A salvação começa à mesa, o mundo será o que comemos. Artigo de Carlo Petrini

“Vamos começar a remendar o que existe, ao invés de continuar construindo e cobrir de cimento e, pelo outro lado, vamos cultivar e proteger com cuidado os solos, permitindo que continuem a nos fornecer alimentos bons e saudáveis. Vamos aprender a caminhar na terra com respeito, aliás, sem um solo vivo não há futuro”, escreve Carlo Petrini, fundador do Slow Food, ativista e gastrônomo, sociólogo e autor do livro Terrafutura (Giunti e Slow Food Editore), no qual relata suas conversas com o Papa Francisco sobre ecologia integral e o destino do planeta, em artigo publicado por La Stampa, 05-12-2022. A tradução é de Luisa Rabolini.

Eis o artigo.

Hoje se comemora mundialmente o dia do solo, um marco ligado à necessidade urgente de sensibilizar as pessoas para a questão crucial da preservação do solo, um bem comum não adequadamente protegido e cada vez mais depredado pela ação do homem. Na Itália, este ano, o dia chega junto ao dramático deslizamento de terra de Ischia, que arrastou consigo a vida de muitas pessoas e que mais uma vez destacou o que acontece quando uma zona hidrogeologicamente vulnerável se torna extremamente urbanizada e antropizada.

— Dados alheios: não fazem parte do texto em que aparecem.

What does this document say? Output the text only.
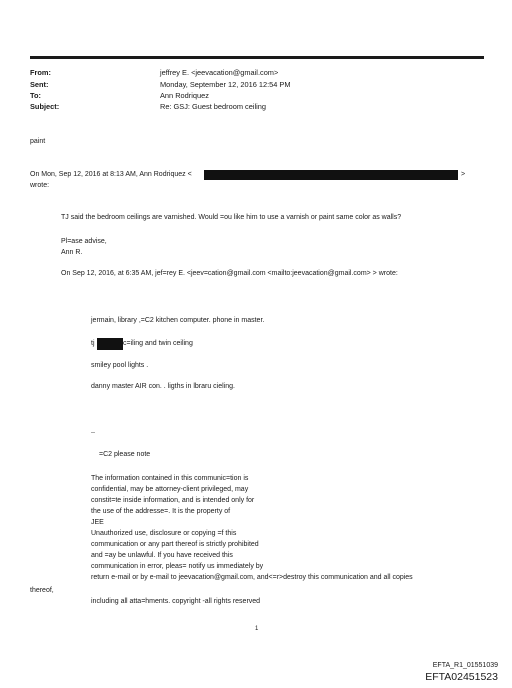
From:	jeffrey E. <jeevacation@gmail.com>
Sent:	Monday, September 12, 2016 12:54 PM
To:	Ann Rodriquez
Subject:	Re: GSJ: Guest bedroom ceiling
paint
On Mon, Sep 12, 2016 at 8:13 AM, Ann Rodriquez <	>
wrote:
TJ said the bedroom ceilings are varnished. Would =ou like him to use a varnish or paint same color as walls?
Pl=ase advise,
Ann R.
On Sep 12, 2016, at 6:35 AM, jef=rey E. <jeev=cation@gmail.com <mailto:jeevacation@gmail.com> > wrote:
jermain, library ,=C2 kitchen computer. phone in master.
tj	c=iling and twin ceiling
smiley pool lights .
danny master AIR con. . ligths in lbraru cieling.
--
=C2 please note
The information contained in this communic=tion is
confidential, may be attorney-client privileged, may
constit=te inside information, and is intended only for
the use of the addresse=. It is the property of
JEE
Unauthorized use, disclosure or copying =f this
communication or any part thereof is strictly prohibited
and =ay be unlawful. If you have received this
communication in error, pleas= notify us immediately by
return e-mail or by e-mail to jeevacation@gmail.com, and<=r>destroy this communication and all copies
thereof,
including all atta=hments. copyright -all rights reserved
1
EFTA_R1_01551039
EFTA02451523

E, no entanto, no país, só se fala em solo quando ocorre uma catástrofe, são lamentadas as perdas e os políticos tentam compensar sua indiferença, apontando o dedo em busca de um culpado. Nesse caso, penso que toda a classe política da última década deveria assumir a culpa. Os projetos de lei para conter o consumo do solo vêm se sucedendo desde 2012, mas pontualmente são engavetados em uma das duas casas do Parlamento.

Isso acontece porque, se pensarmos bem, o consumo do solo é percebido como uma renda que movimenta uma parte importante da economia e, visto que nos ensinaram que se o PIB cresce isso significa que tudo vai bem, nenhum governo quer assuma a responsabilidade de promover uma lei que proteja um dos elementos mais vitais que temos. Aliás, esses fatos são uma benção para quem pensa apenas em termos de PIB: a economia cresce no momento em que se constrói e cresce naqueles dias em que trabalhamos para limpar os escombros. Talvez esses fatos deveriam nos fazer pensar no absurdo do PIB.

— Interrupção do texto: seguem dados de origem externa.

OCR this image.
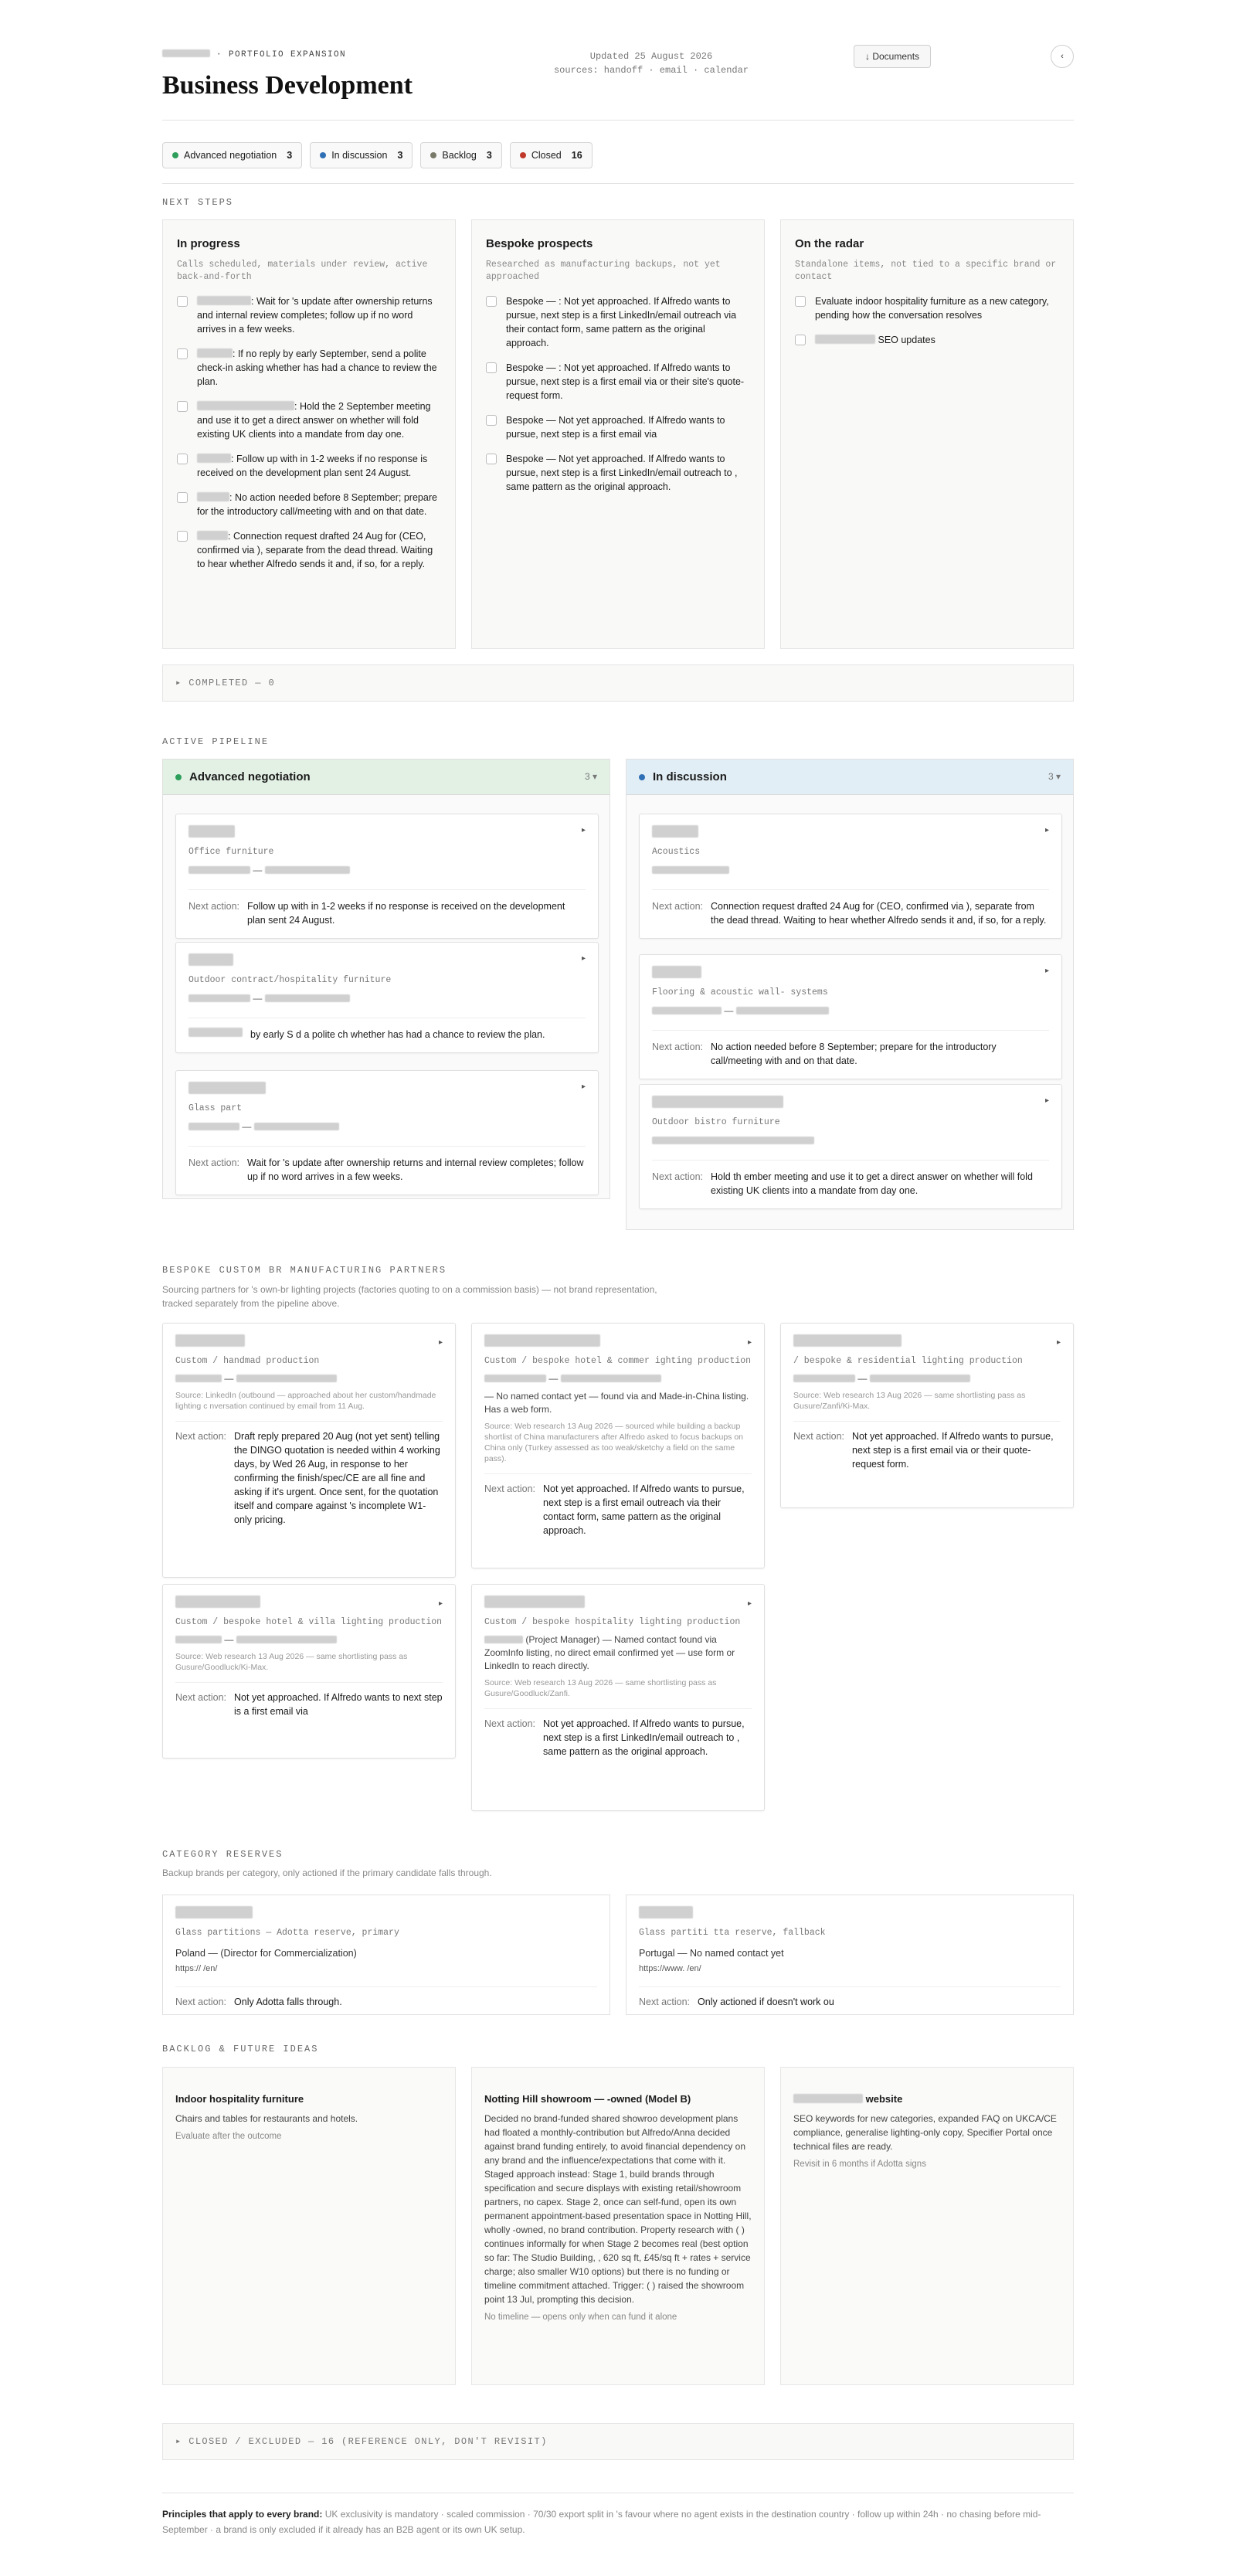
· PORTFOLIO EXPANSION
Business Development
Updated 25 August 2026
sources: handoff · email · calendar
↓ Documents	‹
Advanced negotiation 3	In discussion 3	Backlog 3	Closed 16
NEXT STEPS
In progress
Calls scheduled, materials under review, active back-and-forth
: Wait for 's update after ownership returns and internal review completes; follow up if no word arrives in a few weeks.
: If no reply by early September, send a polite check-in asking whether has had a chance to review the plan.
: Hold the 2 September meeting and use it to get a direct answer on whether will fold existing UK clients into a mandate from day one.
: Follow up with in 1-2 weeks if no response is received on the development plan sent 24 August.
: No action needed before 8 September; prepare for the introductory call/meeting with and on that date.
: Connection request drafted 24 Aug for (CEO, confirmed via ), separate from the dead thread. Waiting to hear whether Alfredo sends it and, if so, for a reply.
Bespoke prospects
Researched as manufacturing backups, not yet approached
Bespoke — : Not yet approached. If Alfredo wants to pursue, next step is a first LinkedIn/email outreach via their contact form, same pattern as the original approach.
Bespoke — : Not yet approached. If Alfredo wants to pursue, next step is a first email via or their site's quote-request form.
Bespoke — Not yet approached. If Alfredo wants to pursue, next step is a first email via
Bespoke — Not yet approached. If Alfredo wants to pursue, next step is a first LinkedIn/email outreach to , same pattern as the original approach.
On the radar
Standalone items, not tied to a specific brand or contact
Evaluate indoor hospitality furniture as a new category, pending how the conversation resolves
SEO updates
▸ COMPLETED — 0
ACTIVE PIPELINE
Advanced negotiation	3 ▾
▸
Office furniture
—
Next action: Follow up with in 1-2 weeks if no response is received on the development plan sent 24 August.
▸
Outdoor contract/hospitality furniture
—
by early S d a polite ch whether has had a chance to review the plan.
▸
Glass part
—
Next action: Wait for 's update after ownership returns and internal review completes; follow up if no word arrives in a few weeks.
In discussion	3 ▾
▸
Acoustics
Next action: Connection request drafted 24 Aug for (CEO, confirmed via ), separate from the dead thread. Waiting to hear whether Alfredo sends it and, if so, for a reply.
▸
Flooring & acoustic wall- systems
—
Next action: No action needed before 8 September; prepare for the introductory call/meeting with and on that date.
▸
Outdoor bistro furniture
Next action: Hold th ember meeting and use it to get a direct answer on whether will fold existing UK clients into a mandate from day one.
BESPOKE CUSTOM BR MANUFACTURING PARTNERS
Sourcing partners for 's own-br lighting projects (factories quoting to on a commission basis) — not brand representation, tracked separately from the pipeline above.
▸
Custom / handmad production
—
Source: LinkedIn (outbound — approached about her custom/handmade lighting c nversation continued by email from 11 Aug.
Next action: Draft reply prepared 20 Aug (not yet sent) telling the DINGO quotation is needed within 4 working days, by Wed 26 Aug, in response to her confirming the finish/spec/CE are all fine and asking if it's urgent. Once sent, for the quotation itself and compare against 's incomplete W1-only pricing.
▸
Custom / bespoke hotel & commer ighting production
—
— No named contact yet — found via and Made-in-China listing. Has a web form.
Source: Web research 13 Aug 2026 — sourced while building a backup shortlist of China manufacturers after Alfredo asked to focus backups on China only (Turkey assessed as too weak/sketchy a field on the same pass).
Next action: Not yet approached. If Alfredo wants to pursue, next step is a first email outreach via their contact form, same pattern as the original approach.
▸
/ bespoke & residential lighting production
—
Source: Web research 13 Aug 2026 — same shortlisting pass as Gusure/Zanfi/Ki-Max.
Next action: Not yet approached. If Alfredo wants to pursue, next step is a first email via or their quote-request form.
▸
Custom / bespoke hotel & villa lighting production
—
Source: Web research 13 Aug 2026 — same shortlisting pass as Gusure/Goodluck/Ki-Max.
Next action: Not yet approached. If Alfredo wants to next step is a first email via
▸
Custom / bespoke hospitality lighting production
(Project Manager) — Named contact found via ZoomInfo listing, no direct email confirmed yet — use form or LinkedIn to reach directly.
Source: Web research 13 Aug 2026 — same shortlisting pass as Gusure/Goodluck/Zanfi.
Next action: Not yet approached. If Alfredo wants to pursue, next step is a first LinkedIn/email outreach to , same pattern as the original approach.
CATEGORY RESERVES
Backup brands per category, only actioned if the primary candidate falls through.
Glass partitions — Adotta reserve, primary
Poland — (Director for Commercialization)
https:// /en/
Next action: Only Adotta falls through.
Glass partiti tta reserve, fallback
Portugal — No named contact yet
https://www. /en/
Next action: Only actioned if doesn't work ou
BACKLOG & FUTURE IDEAS
Indoor hospitality furniture

Chairs and tables for restaurants and hotels.

Evaluate after the outcome
Notting Hill showroom — -owned (Model B)

Decided no brand-funded shared showroo development plans had floated a monthly-contribution but Alfredo/Anna decided against brand funding entirely, to avoid financial dependency on any brand and the influence/expectations that come with it. Staged approach instead: Stage 1, build brands through specification and secure displays with existing retail/showroom partners, no capex. Stage 2, once can self-fund, open its own permanent appointment-based presentation space in Notting Hill, wholly -owned, no brand contribution. Property research with ( ) continues informally for when Stage 2 becomes real (best option so far: The Studio Building, , 620 sq ft, £45/sq ft + rates + service charge; also smaller W10 options) but there is no funding or timeline commitment attached. Trigger: ( ) raised the showroom point 13 Jul, prompting this decision.

No timeline — opens only when can fund it alone
website

SEO keywords for new categories, expanded FAQ on UKCA/CE compliance, generalise lighting-only copy, Specifier Portal once technical files are ready.

Revisit in 6 months if Adotta signs
▸ CLOSED / EXCLUDED — 16 (REFERENCE ONLY, DON'T REVISIT)
Principles that apply to every brand: UK exclusivity is mandatory · scaled commission · 70/30 export split in 's favour where no agent exists in the destination country · follow up within 24h · no chasing before mid-September · a brand is only excluded if it already has an B2B agent or its own UK setup.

Por trás desse raciocínio esconde-se a mentalidade produtivista, filha de dois séculos de industrialização que permitiu ao homem prosperar (e esbanjar) neste planeta, alcançando níveis de bem-estar nunca antes vistos, porém em detrimento da Terra e de seus preciosos recursos.

Referindo-se ao solo, essa mentalidade deu origem a uma situação paradoxal que agora está se tornando incômoda demais para ser ignorada. O que quero dizer com isso? Por um lado, refiro-me ao solo inexplorado na sua essência de elemento vital, porque se considera mais útil cobri-lo de cimento e, por outro lado, ao solo superexplorado por práticas agrícolas intensivas que literalmente o estão esgotando.

Deixe-me explicar melhor: de acordo com os dados publicados no último relatório nacional de Ispra de 2022 (Instituto Superior de Proteção e Pesquisa Ambiental), verifica-se que, de toda a última década, 2021 foi o ano em que mais solos foram cimentados. Fala-se de uma média de 19 hectares por dia, com uma velocidade superior a 2 metros quadrados por segundo. A falta de lógica disso tudo reside no fato de que, enquanto a população italiana diminui – estamos falando de uma verdadeira crise demográfica – o consumo do solo aumenta e se continua a construir tanto nas áreas urbanas e suburbanas quanto naquelas rurais. Portanto, está acontecendo exatamente o oposto do que se esperaria racionalmente, bem como numa orientação atenta à tão invocada sustentabilidade e transição ecológica.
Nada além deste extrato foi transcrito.